Baca juga: Gas Aneh Dekati Jantung Galaksi Bima Sakti, Mungkinkah Lubang Hitam?
Diperkirakan semburan tersebut berasal dari supernova atau bintang masif yang meledak pada akhir hidupnya. Survei awal menunjukkan sinar gamma terkonsentrasi sekitar 10 miliar tahun cahaya ke arah rasi bintang Hercules dan Corona Borealis.
Kemudian para peneliti menganggap semburan sinar gamma sebagai sebuah indikasi baik karena bintang-bintang besar cenderung berkumpul di daerah padat.
Akan tetapi, ternyata struktur ukurannya sangat besar dan memancing pertanyaan dari para peneliti mengenai bagaimana struktur sebesar itu dapat terbentuk.
Sebuah artikel dari Discovery News pada 2013 menunjukkan struktur ini terlihat bertentangan dengan prinsip kosmologi atau bagaimana alam semesta terbentuk dan berevolusi.
Prinsip dari struktur ini seolah mengatakan materi harus dilihat dengan cara yang sama pada skala yang cukup besar. Padahal, kluster tidak dapat dilihat dengan seragam.

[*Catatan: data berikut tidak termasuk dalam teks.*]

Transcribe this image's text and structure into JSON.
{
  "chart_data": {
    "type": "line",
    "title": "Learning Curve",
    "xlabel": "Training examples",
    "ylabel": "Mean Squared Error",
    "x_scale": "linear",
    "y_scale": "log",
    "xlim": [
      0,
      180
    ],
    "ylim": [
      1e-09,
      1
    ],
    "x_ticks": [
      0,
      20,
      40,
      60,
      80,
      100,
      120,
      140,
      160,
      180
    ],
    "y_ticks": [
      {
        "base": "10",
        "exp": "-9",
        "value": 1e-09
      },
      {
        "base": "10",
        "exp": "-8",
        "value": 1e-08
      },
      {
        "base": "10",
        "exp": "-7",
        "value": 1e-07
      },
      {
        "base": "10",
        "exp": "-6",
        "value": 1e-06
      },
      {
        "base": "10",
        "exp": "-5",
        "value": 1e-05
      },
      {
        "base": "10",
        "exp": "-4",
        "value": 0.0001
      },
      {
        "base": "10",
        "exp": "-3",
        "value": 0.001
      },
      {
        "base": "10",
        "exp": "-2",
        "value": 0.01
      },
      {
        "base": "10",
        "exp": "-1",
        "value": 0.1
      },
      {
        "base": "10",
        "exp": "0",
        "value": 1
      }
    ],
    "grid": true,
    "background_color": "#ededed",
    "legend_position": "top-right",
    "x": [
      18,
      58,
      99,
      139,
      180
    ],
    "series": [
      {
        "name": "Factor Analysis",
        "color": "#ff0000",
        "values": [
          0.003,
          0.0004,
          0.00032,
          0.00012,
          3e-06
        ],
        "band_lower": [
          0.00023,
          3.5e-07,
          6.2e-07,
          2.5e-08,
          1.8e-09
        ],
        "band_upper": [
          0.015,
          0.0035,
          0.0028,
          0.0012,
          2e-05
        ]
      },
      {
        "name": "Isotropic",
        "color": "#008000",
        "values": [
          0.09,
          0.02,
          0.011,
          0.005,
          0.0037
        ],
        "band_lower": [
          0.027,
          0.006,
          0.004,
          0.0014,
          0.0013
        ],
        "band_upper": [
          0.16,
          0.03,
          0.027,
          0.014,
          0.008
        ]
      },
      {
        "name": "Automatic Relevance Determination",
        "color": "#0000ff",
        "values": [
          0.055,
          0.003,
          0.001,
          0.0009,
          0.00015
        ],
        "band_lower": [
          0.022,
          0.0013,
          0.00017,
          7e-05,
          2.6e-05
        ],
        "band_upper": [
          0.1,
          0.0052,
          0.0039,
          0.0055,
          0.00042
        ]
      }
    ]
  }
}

"Saya berpikir struktur ini terlalu besar untuk menjadi nyata. Bahkan, sebagai rekan peneliti, saya masih ragu," ujar Jon Hakkila, seorang astronom di College of Charleston di Carolina Selatan, dalam sebuah siaran pers pada 2014, dikutip dari Space pada Senin (2/3/2020).
Dia menjelaskan ada kemungkinan peneliti dapat melihat angka acak dari sinar gamma pada lokasi tersebut, namun kemungkinannya kurang dari satu banding 100.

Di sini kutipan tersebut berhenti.